What is the network interface card and what can it be used for? If you are interested in the NCI card, then you should read this post carefully. In this post, MiniTool has introduced its definition, purpose, implementation as well as performance and advanced functionality.
Definition of Network Interface Card
To begin with, what is the network interface card? It can be called network interface controller (NIC card), network adapter, LAN adapter, or physical network interface, which is a computer hardware component used to connect a computer to a computer network.
Early network interface cards were usually implemented on expansion cards inserted into the computer bus. The low cost and universality of the Ethernet standard mean that most newer computers have built-in network interfaces on the motherboard.
Modern network interface cards provide advanced features, such as interrupt and DMA interfaces with the host processor, support for multiple receive and transmit queues, divided into multiple logical interfaces, and network traffic processing on the controller (such as TCP offload engine).
Purpose of Network Interface Card
The network interface card uses a specific physical layer and data link layer standards (such as Ethernet or Wi-Fi) to implement the electronic circuits required for communication, which provides the basis for a complete network protocol stack, allowing computers on the same local area network (LAN) to communicate and large-scale network communication through routable protocols, such as Internet Protocol (IP).
The NIC card enables computers to communicate through computer networks using cables or wirelessly. The NIC card is both a physical layer and a data link layer device because it offers physical access to network media, and offers a low-level addressing system for IEEE 802 and similar networks by using the MAC address uniquely assigned to the network. interface.

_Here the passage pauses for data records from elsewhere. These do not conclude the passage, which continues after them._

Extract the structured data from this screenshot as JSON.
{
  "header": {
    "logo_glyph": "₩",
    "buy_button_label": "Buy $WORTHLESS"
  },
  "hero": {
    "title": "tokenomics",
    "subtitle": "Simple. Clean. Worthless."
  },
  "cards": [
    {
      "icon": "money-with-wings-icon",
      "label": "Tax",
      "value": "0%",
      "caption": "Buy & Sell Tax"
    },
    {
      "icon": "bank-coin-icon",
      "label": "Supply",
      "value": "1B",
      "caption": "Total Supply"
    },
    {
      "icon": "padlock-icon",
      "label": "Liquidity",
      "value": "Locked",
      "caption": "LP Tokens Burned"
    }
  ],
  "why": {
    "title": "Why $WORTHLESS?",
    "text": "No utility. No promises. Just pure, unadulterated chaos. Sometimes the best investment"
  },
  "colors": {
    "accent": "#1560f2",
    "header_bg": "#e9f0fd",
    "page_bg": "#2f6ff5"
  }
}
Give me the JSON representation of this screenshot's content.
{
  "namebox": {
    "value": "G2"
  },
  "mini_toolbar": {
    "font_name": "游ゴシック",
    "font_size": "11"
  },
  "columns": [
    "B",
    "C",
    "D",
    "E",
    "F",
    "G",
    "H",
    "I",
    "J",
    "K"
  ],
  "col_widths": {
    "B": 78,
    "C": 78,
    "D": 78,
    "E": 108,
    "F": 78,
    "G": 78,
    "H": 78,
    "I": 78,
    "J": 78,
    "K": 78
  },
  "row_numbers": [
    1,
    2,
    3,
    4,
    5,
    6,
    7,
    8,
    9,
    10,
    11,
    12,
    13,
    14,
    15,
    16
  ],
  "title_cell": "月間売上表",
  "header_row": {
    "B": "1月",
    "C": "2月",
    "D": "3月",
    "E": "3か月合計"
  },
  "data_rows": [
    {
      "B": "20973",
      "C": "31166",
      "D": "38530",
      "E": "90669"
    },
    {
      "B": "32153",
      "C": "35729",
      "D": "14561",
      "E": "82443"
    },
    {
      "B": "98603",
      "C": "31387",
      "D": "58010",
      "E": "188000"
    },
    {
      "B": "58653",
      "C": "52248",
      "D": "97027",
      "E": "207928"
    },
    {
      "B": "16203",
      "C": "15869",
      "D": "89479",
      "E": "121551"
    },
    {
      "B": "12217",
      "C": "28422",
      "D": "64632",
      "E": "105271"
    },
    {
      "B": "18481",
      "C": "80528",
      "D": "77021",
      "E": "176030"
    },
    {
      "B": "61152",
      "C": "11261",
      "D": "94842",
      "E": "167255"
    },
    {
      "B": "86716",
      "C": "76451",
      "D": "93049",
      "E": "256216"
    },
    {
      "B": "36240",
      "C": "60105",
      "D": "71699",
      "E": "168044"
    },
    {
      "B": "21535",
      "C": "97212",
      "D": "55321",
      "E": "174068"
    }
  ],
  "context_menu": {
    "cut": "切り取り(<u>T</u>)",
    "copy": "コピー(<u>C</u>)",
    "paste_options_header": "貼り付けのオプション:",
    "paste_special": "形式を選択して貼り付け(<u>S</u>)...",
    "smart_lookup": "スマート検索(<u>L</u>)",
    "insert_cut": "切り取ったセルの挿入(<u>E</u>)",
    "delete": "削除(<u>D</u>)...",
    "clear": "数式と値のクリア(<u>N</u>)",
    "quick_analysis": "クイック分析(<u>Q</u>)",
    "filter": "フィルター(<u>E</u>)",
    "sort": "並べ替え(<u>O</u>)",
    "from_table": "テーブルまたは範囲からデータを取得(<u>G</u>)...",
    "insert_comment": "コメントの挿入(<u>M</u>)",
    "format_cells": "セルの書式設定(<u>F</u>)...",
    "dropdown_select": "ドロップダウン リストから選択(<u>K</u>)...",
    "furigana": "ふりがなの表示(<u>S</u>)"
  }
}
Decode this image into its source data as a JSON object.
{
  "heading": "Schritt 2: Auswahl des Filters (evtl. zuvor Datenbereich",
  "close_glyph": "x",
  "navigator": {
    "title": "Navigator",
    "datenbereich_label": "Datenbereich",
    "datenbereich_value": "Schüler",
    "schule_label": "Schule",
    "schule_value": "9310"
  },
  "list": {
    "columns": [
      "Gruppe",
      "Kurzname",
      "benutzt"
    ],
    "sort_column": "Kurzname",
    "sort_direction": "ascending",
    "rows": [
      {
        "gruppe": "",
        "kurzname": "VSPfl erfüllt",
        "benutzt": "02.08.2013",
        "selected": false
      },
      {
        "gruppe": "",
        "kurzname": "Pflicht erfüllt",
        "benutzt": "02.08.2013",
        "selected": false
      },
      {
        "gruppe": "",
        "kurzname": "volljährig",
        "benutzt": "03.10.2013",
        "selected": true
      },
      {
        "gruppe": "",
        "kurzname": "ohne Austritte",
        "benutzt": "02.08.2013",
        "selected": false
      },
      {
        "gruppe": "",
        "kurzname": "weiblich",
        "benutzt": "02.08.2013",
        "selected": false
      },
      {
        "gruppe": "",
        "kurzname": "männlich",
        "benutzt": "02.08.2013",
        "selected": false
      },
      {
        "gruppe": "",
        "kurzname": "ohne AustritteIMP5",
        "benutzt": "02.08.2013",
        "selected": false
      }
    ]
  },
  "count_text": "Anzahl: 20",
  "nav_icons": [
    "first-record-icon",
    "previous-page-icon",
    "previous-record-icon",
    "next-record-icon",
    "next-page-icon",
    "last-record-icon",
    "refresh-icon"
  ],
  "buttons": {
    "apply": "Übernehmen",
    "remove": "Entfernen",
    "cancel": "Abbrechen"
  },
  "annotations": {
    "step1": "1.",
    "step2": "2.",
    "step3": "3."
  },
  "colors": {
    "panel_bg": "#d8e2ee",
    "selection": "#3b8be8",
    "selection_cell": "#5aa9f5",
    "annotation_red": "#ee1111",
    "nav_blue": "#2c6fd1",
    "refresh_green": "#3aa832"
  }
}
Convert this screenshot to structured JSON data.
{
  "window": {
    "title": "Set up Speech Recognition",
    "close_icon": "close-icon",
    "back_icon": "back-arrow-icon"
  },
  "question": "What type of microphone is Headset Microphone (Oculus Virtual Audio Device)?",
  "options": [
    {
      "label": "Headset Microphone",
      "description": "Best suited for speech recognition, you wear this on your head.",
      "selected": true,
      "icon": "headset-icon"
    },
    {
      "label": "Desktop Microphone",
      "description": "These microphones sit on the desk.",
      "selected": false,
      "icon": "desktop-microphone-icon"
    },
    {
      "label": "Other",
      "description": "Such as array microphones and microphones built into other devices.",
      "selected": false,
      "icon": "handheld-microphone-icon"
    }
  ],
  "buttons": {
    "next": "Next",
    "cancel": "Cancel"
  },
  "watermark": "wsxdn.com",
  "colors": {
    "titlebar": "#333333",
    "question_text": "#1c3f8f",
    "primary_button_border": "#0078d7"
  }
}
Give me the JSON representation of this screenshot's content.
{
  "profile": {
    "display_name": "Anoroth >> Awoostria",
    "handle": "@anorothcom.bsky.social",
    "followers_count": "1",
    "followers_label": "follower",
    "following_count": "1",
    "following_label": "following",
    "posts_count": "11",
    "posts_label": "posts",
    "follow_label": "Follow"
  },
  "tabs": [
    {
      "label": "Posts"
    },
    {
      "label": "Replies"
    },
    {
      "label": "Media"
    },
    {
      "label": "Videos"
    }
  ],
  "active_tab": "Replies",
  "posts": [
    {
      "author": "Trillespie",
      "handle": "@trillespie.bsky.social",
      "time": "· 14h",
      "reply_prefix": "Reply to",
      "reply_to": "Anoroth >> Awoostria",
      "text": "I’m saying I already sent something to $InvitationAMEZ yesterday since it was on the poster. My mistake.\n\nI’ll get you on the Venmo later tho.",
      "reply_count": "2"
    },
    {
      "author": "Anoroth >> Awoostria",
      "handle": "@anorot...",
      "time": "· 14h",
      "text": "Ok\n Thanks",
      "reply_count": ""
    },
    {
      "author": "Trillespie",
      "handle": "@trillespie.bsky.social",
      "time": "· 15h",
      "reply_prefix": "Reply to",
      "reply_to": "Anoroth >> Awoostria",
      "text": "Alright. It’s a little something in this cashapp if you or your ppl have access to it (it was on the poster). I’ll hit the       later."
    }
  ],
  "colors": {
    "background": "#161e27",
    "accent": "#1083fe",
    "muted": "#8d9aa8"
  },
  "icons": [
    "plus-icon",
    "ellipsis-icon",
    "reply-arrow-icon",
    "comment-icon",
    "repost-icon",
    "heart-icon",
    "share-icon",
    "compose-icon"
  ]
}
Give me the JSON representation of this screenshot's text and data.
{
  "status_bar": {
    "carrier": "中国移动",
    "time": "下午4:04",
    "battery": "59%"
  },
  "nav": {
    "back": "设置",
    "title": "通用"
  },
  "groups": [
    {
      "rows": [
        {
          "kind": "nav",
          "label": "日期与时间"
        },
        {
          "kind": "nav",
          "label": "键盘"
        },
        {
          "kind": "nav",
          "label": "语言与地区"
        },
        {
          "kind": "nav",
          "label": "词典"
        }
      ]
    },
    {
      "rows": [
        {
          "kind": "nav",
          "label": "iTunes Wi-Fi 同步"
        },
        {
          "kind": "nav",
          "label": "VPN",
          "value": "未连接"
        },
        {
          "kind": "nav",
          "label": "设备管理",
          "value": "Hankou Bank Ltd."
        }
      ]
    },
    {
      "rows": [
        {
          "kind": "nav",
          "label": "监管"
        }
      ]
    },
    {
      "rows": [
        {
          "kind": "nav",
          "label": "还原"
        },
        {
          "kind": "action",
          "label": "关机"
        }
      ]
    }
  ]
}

Implementation of Network Interface Card
The network interface card was initially implemented as an expansion card plugged into the computer bus. The low cost and ubiquity of the Ethernet standard mean that most new computers have a network interface card built into the motherboard.
Newer server motherboards may have multiple network interfaces built-in. The Ethernet feature can be integrated into the motherboard chipset, or it can be realized by a low-cost dedicated Ethernet chip.
Unless you need other independent network connections or use some non-Ethernet type network, usually a separate network card is no longer needed. The general trend of computer hardware is to integrate the various components of the system onto the chip, which also applies to network interface cards.
Ethernet controllers usually have an 8P8C socket for connecting network cables. Earlier NICs also provided BNC or AUI connections. Ethernet network controllers usually support 10 Mbit/s Ethernet, 100 Mbit/s Ethernet, and 1000 Mbit/s Ethernet.
Such controllers are designated as 10/100/1000, which means they can support data rates of 10, 100, or 1000 Mbit/s. Ten Gigabit Ethernet NICs have also been provided, and since November 2014, they have also been available on computer motherboards.
Modular designs like SFP and SFP+ are very popular, especially in fiber-optic communications. They define a standard receptacle for media-related transceivers, so users can easily adjust the network interface according to their needs.
Performance and Advanced Functionality of Network Interface Card
Multi-queue NICs provide multiple transmit and receive queues, allowing data packets received by the NIC to be assigned to one of its receive queues. The NIC can use a hash function to distribute incoming traffic between receive queues.
Each receive queue is assigned an independent interrupt; by routing each of these interrupts to different CPUs or CPU cores, interrupt requests triggered by network traffic received by a single NIC can be distributed to improve performance.
With multi-queue NICs, performance can be improved by distributing outgoing traffic among different transmission queues. By assigning different transmit queues to different CPUs or CPU cores, internal operating system contention can be avoided. This method is commonly referred to as transmission packet steering (XPS).
Some products have a NIC partition (NPAR, also known as a port partitioning) that uses SR-IOV virtualization to divide a single 10 GB Ethernet NIC into multiple discrete virtual NICs with dedicated bandwidth, which is provided to the firmware and operating system as separate PCI device functions.
The TCP offload engine is a technology used in some NICs to offload the processing of the entire TCP/IP stack to the network controller. It is mainly used for high-speed network interfaces like Gigabit Ethernet and 10 Gigabit Ethernet. For these interfaces, the processing overhead of the network stack becomes very large.